According to the United Nations, more than 5.5 million people have been displaced, including 700,000, this year alone. The Norwegian Refugee Council named the Democratic Republic of the Congo the world’s most ignored and under-addressed refugee issue in 2021, a title it also held in 2020 and 2017. A convoluted stew of geopolitics, ethnic and national conflicts and the struggle to control eastern DRC’s enormous natural resources are fuelling the unrest. Indeed, the high cost of the harness green energy transition and environmentally friendly technologies is compensated by native Congolese.
The above mentioned phenomenon is not alien to Africa; however, the angle explored in this piece is under-explored. One common factor highlighted in both case studies is the indirect risk emanated by investment and the growing global demand for natural liquid gas and cobalt. Informed by the global harness of the fourth industrial revolution and high accelerated economic output, countries make strides to recover economically from the Covid-19 pandemic and geopolitical shocks from the Russia-Ukraine war.
However, evidence from Cabo Delgado and eastern DRC has shown an opportunistic culture of economic recovery, which is at the expense of Cabo Delgado and DRC natives’ civilians. Both resource discoveries have resulted in the rise of coups, mass killings, home displacements, and refuge seeking. Therefore, as countries and the globe adore advanced environmentally friendly technologies, we should never forget the human expense of extracting these raw resources.
Undoubtedly, it can be affirmed that resource investments can counter effect African countries with poor resource management, which requires urgent risk management, mitigation plan, and collaboration from multiple stakeholders involved. A strategic partnership between Africa’s mineral governance actors, such as the African Mineral Development Centre and the Africa Mining Vision, remains significant in advancing resource management mechanisms.

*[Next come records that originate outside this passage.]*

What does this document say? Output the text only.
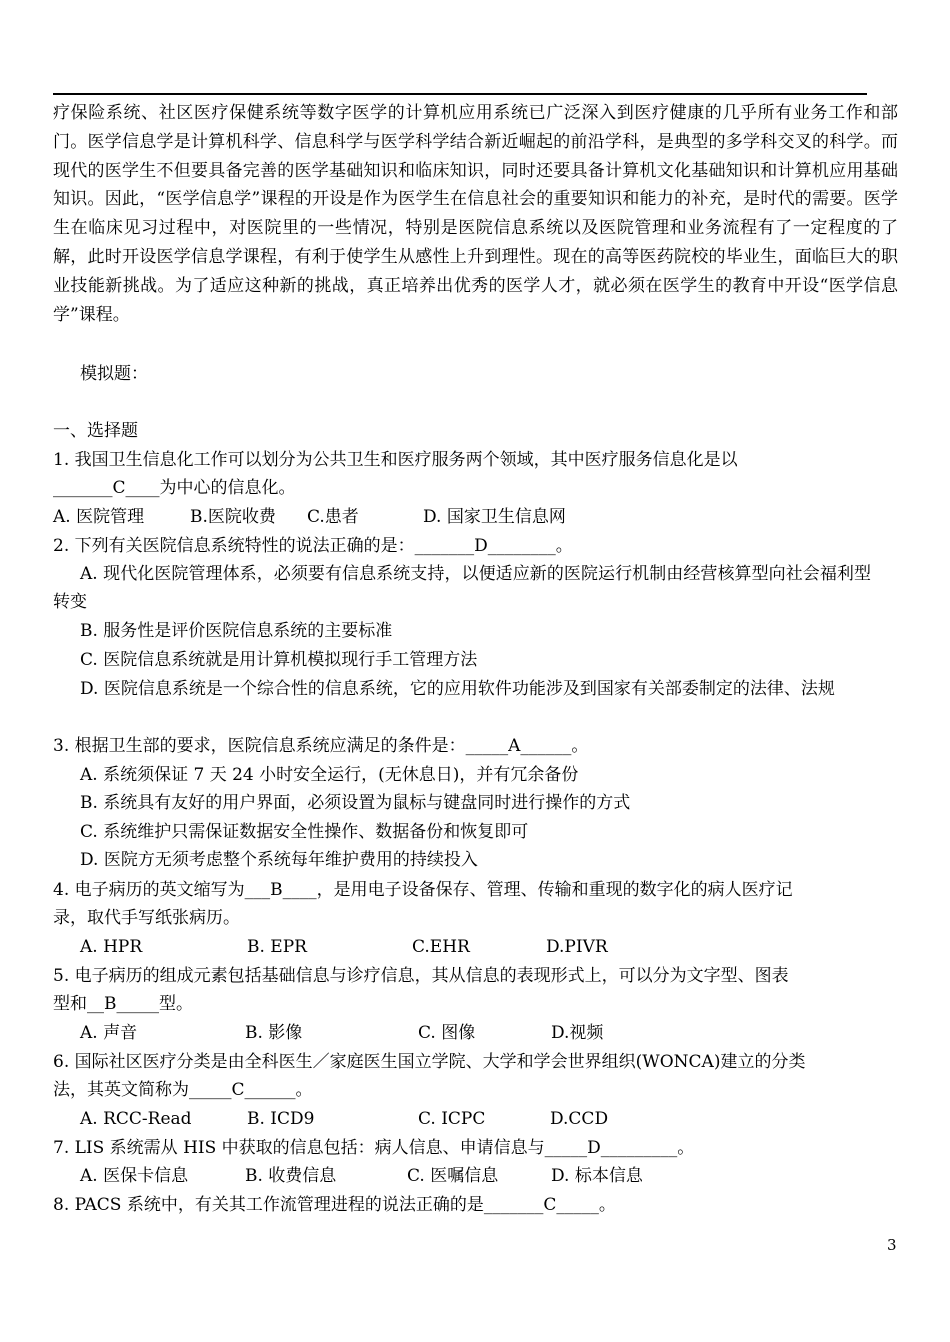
疗保险系统、社区医疗保健系统等数字医学的计算机应用系统已广泛深入到医疗健康的几乎所有业务工作和部门。医学信息学是计算机科学、信息科学与医学科学结合新近崛起的前沿学科，是典型的多学科交叉的科学。而现代的医学生不但要具备完善的医学基础知识和临床知识，同时还要具备计算机文化基础知识和计算机应用基础知识。因此，“医学信息学”课程的开设是作为医学生在信息社会的重要知识和能力的补充，是时代的需要。医学生在临床见习过程中，对医院里的一些情况，特别是医院信息系统以及医院管理和业务流程有了一定程度的了解，此时开设医学信息学课程，有利于使学生从感性上升到理性。现在的高等医药院校的毕业生，面临巨大的职业技能新挑战。为了适应这种新的挑战，真正培养出优秀的医学人才，就必须在医学生的教育中开设“医学信息学”课程。

模拟题：

一、选择题

1. 我国卫生信息化工作可以划分为公共卫生和医疗服务两个领域，其中医疗服务信息化是以

_______C____为中心的信息化。

A. 医院管理	B.医院收费	C.患者	D. 国家卫生信息网

2. 下列有关医院信息系统特性的说法正确的是：_______D________。

A. 现代化医院管理体系，必须要有信息系统支持，以便适应新的医院运行机制由经营核算型向社会福利型转变

B. 服务性是评价医院信息系统的主要标准

C. 医院信息系统就是用计算机模拟现行手工管理方法

D. 医院信息系统是一个综合性的信息系统，它的应用软件功能涉及到国家有关部委制定的法律、法规

3. 根据卫生部的要求，医院信息系统应满足的条件是：_____A______。

A. 系统须保证 7 天 24 小时安全运行，(无休息日)，并有冗余备份

B. 系统具有友好的用户界面，必须设置为鼠标与键盘同时进行操作的方式

C. 系统维护只需保证数据安全性操作、数据备份和恢复即可

D. 医院方无须考虑整个系统每年维护费用的持续投入

4. 电子病历的英文缩写为___B____，是用电子设备保存、管理、传输和重现的数字化的病人医疗记

录，取代手写纸张病历。

A. HPR	B. EPR	C.EHR	D.PIVR

5. 电子病历的组成元素包括基础信息与诊疗信息，其从信息的表现形式上，可以分为文字型、图表

型和__B_____型。

A. 声音	B. 影像	C. 图像	D.视频

6. 国际社区医疗分类是由全科医生／家庭医生国立学院、大学和学会世界组织(WONCA)建立的分类

法，其英文简称为_____C______。

A. RCC-Read	B. ICD9	C. ICPC	D.CCD

7. LIS 系统需从 HIS 中获取的信息包括：病人信息、申请信息与_____D_________。

A. 医保卡信息	B. 收费信息	C. 医嘱信息	D. 标本信息

8. PACS 系统中，有关其工作流管理进程的说法正确的是_______C_____。

3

A comprehensive research approach to understanding the socio-economic condition of these countries and the ongoing insurgencies, which have ramifications beyond the country’s borders, can open a different scope of understanding the root causes and surveying solutions. Thus, collective action and rendering urgency to these risks remain vital in combating this humanitarian crisis.
Mathebula is a master’s candidate from the University of Johannesburg, Department of Politics and International Relations.